Um morador de Patrocínio Paulista, que reside nas proximidades da Praça Central da cidade, e pediu para não ter o nome divulgado, afirma ver com frequência a viatura parada ou rondando a região onde se concentram os bancos da cidade. “Comecei a ver o carro por aqui nas madrugadas no fim do ano passado. Eles ficam dando voltas ou estacionam no calçadão em frente à igreja. Já conversei com eles e me contaram que isso tinha sido uma ordem que eles tinham que cumprir”.

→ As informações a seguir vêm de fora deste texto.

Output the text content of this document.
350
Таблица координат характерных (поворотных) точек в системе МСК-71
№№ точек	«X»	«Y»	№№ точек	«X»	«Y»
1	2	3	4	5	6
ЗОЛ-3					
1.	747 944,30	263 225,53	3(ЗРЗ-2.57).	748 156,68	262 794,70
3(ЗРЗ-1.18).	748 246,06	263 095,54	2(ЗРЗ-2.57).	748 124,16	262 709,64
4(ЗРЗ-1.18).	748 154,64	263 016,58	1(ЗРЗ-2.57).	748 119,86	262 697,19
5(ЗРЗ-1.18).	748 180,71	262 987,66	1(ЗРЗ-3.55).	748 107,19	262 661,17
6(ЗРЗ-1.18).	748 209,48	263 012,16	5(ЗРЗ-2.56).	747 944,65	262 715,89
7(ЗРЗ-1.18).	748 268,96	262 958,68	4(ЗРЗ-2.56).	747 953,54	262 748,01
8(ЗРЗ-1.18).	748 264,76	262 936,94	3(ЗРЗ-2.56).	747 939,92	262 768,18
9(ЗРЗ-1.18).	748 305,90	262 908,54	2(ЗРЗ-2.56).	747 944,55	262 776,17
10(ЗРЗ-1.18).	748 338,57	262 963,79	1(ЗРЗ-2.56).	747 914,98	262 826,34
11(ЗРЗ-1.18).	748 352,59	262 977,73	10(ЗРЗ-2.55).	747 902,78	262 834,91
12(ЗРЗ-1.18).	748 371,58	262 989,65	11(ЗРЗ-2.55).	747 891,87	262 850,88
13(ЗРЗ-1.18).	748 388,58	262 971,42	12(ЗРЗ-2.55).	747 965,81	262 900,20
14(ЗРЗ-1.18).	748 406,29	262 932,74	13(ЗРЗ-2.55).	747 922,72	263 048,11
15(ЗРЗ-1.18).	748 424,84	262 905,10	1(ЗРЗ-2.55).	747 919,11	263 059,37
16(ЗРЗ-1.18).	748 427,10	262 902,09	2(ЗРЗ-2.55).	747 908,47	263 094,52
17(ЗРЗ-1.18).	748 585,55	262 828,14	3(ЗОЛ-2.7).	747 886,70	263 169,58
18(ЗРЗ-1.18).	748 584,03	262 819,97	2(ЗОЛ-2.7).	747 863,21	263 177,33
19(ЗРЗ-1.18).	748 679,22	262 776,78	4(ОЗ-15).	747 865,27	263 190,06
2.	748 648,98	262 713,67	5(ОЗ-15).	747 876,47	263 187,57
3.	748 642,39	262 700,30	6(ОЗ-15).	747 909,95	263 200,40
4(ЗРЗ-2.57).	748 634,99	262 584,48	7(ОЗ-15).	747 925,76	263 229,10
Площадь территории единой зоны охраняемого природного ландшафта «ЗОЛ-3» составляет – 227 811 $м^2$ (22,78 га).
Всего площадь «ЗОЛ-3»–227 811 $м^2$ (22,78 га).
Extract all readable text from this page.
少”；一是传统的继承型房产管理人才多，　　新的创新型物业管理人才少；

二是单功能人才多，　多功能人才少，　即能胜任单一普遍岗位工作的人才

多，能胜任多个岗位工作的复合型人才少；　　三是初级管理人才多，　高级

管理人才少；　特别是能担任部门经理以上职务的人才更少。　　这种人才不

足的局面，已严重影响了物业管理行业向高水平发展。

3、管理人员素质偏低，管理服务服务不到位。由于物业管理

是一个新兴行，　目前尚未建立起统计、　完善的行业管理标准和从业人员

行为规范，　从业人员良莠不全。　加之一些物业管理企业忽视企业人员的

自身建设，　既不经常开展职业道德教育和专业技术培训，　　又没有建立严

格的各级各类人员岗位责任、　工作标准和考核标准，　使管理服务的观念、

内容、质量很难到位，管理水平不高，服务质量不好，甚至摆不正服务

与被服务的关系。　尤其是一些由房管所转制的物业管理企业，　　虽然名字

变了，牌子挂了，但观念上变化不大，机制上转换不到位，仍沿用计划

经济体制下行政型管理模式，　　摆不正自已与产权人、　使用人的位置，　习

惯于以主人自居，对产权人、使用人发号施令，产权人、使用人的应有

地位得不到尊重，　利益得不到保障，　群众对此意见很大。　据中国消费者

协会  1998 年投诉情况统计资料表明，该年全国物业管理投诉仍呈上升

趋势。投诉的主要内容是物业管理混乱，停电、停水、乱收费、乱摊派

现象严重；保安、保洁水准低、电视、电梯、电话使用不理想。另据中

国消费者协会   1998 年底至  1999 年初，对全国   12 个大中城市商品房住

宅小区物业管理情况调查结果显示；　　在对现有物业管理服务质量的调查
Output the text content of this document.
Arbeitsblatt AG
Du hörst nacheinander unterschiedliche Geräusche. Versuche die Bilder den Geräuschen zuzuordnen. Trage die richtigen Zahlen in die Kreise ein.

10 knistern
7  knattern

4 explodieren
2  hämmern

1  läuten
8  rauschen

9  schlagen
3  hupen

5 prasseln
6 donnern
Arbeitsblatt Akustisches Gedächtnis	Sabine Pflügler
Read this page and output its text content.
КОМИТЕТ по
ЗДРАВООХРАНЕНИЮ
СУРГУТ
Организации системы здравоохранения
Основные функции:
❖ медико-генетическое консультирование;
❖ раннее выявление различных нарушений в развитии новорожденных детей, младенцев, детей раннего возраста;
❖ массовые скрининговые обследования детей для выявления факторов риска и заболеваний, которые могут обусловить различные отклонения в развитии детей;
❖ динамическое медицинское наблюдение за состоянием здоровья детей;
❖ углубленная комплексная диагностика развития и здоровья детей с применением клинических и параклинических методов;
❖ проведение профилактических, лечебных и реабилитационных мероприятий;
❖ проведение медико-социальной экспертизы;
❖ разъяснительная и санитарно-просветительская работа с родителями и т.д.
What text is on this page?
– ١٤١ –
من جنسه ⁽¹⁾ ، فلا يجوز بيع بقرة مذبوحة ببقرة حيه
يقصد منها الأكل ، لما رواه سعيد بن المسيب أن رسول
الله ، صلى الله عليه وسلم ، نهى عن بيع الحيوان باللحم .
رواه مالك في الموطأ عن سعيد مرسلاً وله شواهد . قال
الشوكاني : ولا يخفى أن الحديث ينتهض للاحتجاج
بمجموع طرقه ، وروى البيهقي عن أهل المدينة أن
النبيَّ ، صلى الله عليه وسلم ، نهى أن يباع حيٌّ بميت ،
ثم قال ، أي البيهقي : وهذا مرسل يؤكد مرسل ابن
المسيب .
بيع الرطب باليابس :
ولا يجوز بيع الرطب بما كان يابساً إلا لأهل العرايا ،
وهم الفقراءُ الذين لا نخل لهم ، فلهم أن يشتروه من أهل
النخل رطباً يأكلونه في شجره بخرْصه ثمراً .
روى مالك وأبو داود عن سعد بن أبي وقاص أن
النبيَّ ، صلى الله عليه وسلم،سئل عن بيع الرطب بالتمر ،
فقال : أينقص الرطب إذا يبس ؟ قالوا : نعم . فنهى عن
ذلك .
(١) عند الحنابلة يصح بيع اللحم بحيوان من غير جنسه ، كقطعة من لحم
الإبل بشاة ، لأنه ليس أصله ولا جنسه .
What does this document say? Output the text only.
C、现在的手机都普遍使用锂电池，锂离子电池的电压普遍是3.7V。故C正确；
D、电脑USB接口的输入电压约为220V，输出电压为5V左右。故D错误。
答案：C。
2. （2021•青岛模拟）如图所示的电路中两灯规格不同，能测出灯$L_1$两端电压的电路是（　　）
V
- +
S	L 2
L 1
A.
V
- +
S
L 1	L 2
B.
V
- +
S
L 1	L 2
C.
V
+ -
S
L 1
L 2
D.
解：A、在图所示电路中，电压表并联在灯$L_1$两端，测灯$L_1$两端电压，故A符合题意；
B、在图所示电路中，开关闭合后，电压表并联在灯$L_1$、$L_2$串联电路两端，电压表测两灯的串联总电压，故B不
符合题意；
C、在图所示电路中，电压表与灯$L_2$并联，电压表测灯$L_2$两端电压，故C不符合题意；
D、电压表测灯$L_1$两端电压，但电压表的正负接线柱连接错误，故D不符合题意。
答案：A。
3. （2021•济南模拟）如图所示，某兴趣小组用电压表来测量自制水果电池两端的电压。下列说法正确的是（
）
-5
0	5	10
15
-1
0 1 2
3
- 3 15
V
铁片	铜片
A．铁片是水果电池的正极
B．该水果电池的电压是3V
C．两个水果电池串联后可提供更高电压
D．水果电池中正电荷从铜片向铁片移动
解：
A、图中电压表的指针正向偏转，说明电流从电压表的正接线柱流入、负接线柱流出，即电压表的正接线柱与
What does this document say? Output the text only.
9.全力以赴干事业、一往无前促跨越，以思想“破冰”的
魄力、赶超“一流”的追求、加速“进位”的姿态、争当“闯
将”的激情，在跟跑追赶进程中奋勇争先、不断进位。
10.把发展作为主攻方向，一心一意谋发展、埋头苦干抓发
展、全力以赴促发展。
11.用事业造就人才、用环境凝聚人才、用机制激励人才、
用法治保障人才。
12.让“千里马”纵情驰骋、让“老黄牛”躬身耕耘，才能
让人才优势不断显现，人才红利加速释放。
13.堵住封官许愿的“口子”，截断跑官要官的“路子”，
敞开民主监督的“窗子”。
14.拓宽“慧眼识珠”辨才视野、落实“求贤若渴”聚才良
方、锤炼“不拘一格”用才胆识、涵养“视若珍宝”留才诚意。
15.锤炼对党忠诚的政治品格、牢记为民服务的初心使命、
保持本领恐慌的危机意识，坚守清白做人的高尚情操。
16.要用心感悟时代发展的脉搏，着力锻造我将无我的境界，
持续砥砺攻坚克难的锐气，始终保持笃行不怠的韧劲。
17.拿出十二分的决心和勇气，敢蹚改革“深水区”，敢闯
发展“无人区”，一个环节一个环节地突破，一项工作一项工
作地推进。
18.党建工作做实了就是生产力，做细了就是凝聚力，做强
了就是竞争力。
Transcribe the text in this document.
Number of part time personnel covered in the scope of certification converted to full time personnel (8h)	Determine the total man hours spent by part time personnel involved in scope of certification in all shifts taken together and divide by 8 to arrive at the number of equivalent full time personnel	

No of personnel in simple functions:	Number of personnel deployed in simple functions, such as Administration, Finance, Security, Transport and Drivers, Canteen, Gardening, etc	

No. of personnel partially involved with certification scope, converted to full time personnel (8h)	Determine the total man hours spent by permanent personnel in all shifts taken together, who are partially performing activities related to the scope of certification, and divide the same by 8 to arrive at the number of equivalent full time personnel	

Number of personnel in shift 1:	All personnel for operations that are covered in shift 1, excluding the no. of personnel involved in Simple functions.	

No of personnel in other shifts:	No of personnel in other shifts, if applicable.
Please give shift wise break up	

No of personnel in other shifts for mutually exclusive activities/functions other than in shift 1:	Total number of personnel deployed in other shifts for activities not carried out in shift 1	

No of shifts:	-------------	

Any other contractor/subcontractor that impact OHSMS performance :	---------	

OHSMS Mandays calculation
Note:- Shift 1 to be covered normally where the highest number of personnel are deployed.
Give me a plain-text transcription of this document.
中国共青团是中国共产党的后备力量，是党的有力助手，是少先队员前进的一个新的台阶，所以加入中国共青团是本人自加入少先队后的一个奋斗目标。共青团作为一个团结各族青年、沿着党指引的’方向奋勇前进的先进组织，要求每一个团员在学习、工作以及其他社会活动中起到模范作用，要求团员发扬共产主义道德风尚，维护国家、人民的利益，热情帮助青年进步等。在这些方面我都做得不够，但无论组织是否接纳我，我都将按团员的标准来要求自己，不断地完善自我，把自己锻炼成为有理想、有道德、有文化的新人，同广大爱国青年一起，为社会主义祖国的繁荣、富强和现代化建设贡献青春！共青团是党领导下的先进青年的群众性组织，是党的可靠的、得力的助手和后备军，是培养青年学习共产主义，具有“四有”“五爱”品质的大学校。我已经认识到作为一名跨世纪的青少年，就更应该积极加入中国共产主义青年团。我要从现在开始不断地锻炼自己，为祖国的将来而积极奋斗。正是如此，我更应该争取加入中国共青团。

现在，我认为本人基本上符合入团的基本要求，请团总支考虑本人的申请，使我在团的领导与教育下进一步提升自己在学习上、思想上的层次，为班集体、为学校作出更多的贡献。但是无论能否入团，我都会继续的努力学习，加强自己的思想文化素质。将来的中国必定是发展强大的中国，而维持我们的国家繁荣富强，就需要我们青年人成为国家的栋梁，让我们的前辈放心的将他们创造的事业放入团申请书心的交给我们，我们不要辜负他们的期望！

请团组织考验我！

Além de reclamarem do risco, o policiais dizem que a medida prejudica a população. “Nas cidades pequenas somos só dois policiais em uma viatura, então a gente acaba deixando de patrulhar o restante da cidade e deixando de atender outras ocorrências, como furtos”, disse um PM.
Uma moradora de Franca, que é esposa de um policial militar, e pediu para manter a identidade em sigilo, se disse revoltada com a prática. “Tem muita ocorrência que deixa de ser atendida porque os policiais têm que ficar na porta do banco. Temos que fazer seguro da casa, porque atualmente não dá para contar com a PM. Quando for viajar, vou pegar minhas coisas e colocar no banco, pois assim terei certeza de que a polícia estará vigiando”.
Outro lado
Em visita a Franca, no fim do mês passado, o governador Geraldo Alckmin (PSDB) e o secretário estadual de Segurança Pública, Alexandre de Morais, negaram a existência de uma ordem para os policiais ficarem na porta dos bancos durante a madrugada. “Não há necessidade dos PMs ficarem em frente às agências bancárias. Não há orientação nesse sentido”, afirmou Alckmin. “Não há nenhum privilégio a nenhum banco. Até porque a polícia militar, assim como a polícia civil, é de todos”, completou Morais.
Em contrapartida, o secretário afirmou haver ordem para as rondas policiais aumentarem a frequência com que passam na porta dos bancos. “Os caixas eletrônicos são considerados áreas de risco, então, às rondas policiais foi determinado passarem mais vezes nesses locais. Isso não é para os bancos, é em defesa da sociedade, pois quem corre risco com essa explosão não é o banco, pois o banco tem seguro, o risco é para transeuntes, para clientes”.
A Febraban (Federação Brasileira de Bancos) admitiu a necessidade dos bancos de serem apoiados pelo poder público para manter a segurança das agências. “Para os bancos, a ação de segurança permitida pela legislação é insuficiente frente à violência empregada. O combate desse tipo de crime exige um conjunto de ações no âmbito da segurança pública.”